A video on parametric surfaces

Illustration for an “area unit”

showing how the area of a tiny part of a surface can be approximated by an area of a parallelogram:

The yellow region is an image of a small rectangle in the \(uv\)-plane with corner at \((u, v)\) and sides \(du\) and \(dv\). Its area is approximated by the purple parallelogram with sides \(\mathbf{r}_u\; du\) and \(\mathbf{r}_v\; dv\). The area of the parallelogram is \(\left\lvert\mathbf{r}_u)u,v)\times \mathbf{r}_v(u,v) \right\rvert\;du\;dv\).

Normal vector

Suppose \(\mathbf{r}(u,v) = \left\langle x(u,v), y(u,v), z(u,v)\right\rangle\) is a vector function of two variables with differentiable components at \((u,v)\), and suppose that \(\mathbf{r}_u(u,v)\) and \(\mathbf{r}_v(u,v)\) are not zero vectors.

Then the vectors \(\mathbf{r}_u(u,v)\) and \(\mathbf{r}_v(u,v)\) belong to the tangent plane to the parametric surface at \(\mathbf{r}(u,v)\), and their cross product is a normal vector to this plane. We call this vector a normal vector to the surface at \(\mathbf{r}(u,v)\).

Dividing a normal vector to a surface by its magnitude, we get a unit normal vector. At each point where there is a normal vector to a surface, there are two unit normal vectors, pointing in opposite directions. We can think about these as pointing to opposite sides of the surface.
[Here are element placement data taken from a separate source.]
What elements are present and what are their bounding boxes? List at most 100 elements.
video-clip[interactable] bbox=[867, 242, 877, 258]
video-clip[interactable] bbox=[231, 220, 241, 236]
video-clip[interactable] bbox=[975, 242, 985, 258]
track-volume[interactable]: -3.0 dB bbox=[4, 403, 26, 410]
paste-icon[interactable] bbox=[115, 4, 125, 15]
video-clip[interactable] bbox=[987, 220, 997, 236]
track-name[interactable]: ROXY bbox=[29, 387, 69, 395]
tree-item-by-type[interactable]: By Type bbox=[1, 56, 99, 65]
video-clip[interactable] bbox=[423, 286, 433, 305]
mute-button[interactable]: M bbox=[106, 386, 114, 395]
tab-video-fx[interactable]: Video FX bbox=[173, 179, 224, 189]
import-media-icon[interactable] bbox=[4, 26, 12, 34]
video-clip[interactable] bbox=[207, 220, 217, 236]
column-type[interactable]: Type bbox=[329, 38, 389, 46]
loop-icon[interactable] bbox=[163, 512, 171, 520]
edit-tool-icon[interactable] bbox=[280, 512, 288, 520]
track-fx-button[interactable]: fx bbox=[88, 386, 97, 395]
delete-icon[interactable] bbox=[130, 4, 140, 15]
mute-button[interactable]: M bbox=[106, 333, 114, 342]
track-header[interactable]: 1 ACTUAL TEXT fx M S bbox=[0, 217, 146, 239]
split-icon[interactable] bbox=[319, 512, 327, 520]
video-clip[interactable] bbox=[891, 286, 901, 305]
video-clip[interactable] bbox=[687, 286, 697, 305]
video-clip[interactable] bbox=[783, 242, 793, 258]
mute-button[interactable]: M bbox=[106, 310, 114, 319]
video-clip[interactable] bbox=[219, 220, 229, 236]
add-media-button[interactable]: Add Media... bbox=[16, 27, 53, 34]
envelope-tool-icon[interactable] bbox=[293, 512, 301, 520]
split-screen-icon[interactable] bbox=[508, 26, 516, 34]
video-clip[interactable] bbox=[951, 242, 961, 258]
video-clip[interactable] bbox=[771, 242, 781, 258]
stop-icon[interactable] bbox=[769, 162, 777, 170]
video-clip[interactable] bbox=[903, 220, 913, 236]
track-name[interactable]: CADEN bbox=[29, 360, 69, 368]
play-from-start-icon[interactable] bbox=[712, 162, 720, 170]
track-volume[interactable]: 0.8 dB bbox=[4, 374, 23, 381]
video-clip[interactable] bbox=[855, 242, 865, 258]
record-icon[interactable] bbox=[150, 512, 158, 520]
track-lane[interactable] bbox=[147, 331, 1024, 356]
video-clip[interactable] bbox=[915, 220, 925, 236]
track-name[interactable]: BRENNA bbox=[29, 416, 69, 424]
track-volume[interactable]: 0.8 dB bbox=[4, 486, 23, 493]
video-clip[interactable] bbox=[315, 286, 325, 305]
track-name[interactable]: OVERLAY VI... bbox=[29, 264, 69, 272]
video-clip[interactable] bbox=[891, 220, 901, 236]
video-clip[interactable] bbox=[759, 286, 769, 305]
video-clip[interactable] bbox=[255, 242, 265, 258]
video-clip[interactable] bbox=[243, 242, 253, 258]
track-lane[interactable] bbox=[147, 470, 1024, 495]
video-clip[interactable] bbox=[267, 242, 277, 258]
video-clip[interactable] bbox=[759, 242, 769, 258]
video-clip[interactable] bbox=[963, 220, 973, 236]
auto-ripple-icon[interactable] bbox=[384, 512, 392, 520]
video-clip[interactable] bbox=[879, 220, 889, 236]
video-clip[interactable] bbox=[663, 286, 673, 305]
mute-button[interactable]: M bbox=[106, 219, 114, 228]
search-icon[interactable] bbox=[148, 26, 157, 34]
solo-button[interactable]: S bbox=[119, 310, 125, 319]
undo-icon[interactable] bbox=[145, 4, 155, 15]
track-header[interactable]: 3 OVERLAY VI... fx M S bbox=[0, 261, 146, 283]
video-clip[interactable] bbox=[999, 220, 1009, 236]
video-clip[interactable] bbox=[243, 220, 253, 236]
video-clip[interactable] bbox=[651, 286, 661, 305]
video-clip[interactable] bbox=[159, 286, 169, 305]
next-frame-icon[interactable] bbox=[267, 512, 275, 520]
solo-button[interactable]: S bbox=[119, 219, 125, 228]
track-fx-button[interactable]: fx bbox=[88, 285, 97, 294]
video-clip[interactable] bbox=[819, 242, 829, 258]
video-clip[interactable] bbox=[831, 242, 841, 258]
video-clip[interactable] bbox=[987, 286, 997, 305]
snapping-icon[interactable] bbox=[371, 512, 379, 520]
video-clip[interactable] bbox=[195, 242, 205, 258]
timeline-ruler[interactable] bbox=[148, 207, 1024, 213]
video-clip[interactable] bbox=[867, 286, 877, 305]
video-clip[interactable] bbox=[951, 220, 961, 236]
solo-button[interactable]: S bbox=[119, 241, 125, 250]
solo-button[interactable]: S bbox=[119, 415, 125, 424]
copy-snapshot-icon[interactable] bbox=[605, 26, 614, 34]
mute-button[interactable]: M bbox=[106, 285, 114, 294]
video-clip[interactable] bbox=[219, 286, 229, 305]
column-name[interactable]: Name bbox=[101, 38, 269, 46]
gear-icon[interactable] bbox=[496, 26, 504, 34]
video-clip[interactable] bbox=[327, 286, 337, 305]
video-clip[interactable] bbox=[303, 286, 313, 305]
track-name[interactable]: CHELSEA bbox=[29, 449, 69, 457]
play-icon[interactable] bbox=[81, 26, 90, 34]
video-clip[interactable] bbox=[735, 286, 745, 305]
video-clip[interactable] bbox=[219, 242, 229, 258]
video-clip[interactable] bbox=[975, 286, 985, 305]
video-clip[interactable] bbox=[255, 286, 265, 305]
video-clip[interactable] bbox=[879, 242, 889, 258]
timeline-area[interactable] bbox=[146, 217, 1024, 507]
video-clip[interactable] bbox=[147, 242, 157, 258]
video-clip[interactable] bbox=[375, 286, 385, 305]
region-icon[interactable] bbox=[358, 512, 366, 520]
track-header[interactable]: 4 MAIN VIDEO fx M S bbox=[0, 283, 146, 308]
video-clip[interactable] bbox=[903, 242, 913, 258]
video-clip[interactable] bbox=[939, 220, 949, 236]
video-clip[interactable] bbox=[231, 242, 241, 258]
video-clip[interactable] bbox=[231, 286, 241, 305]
Suppose a surface has a normal vector at all of its points with possibly finitely many exceptions (for example, the “lemon” surface above has no normal vector at the two “tips”). At each point where a normal vector exists, we can choose one of the two unit normal vectors as the one that points to the outside of the surface. The question is whether we can do this in a consistent way. One way to define what consistent means is, can we make the choice of the unit normal vectors in such a way that the resulting vector field is continuous?

If we can, we say the surface is orientable, and the choice of one of the two continuous unit normal vector fields is called the orientation of the surface.

Examples

All the surfaces in the examples above are orientable. The following surface is orientable, showing one of the two choices of orientation:

The following is an example of perhaps the most famous non-orientable surface, so called Mőbius band. You can make one yourself by taking a strip of paper, twisting one end by \(\pi\), and glue it to the other end. You can see that the unit normal vector field is discontinuous along the blue line segment on the surface:

Another well known example of non-orientable surface is so called cross-cap. This is a self-intersecting surface: there is a segment such that each point on this segment lies on the surface twice, for two different values of the parameter \(u\). This illustration is colored in such a way that you can see the purple part of the surface crossing the yellow part. Separately, each part has a tangent plane and therefore a normal vector at each point of the intersection segment. At the “bottom” of the surface, the two parts (purple and yellow) come seamlessly together.

The following shows a choice of a unit normal vector field on the cross-cap. The vectors are colored in two colors, red and green, that correspond to the two colors on the coloring of the cross-cap shown above. You can see how the green vectors pointing “out” of the cross-cap point “into” the cross-cap after passing through the intersection. There is a discontinuity of the field along the blue curve on the surface.

You can see that the whole region that appears “surrounded” by the surface is in fact inside the surface from the point of view of the field on one half of the surface, but outside of the surface from the point of view of the field on the other half of the surface. There is no way to choose a continuous unit normal vector field on the surface.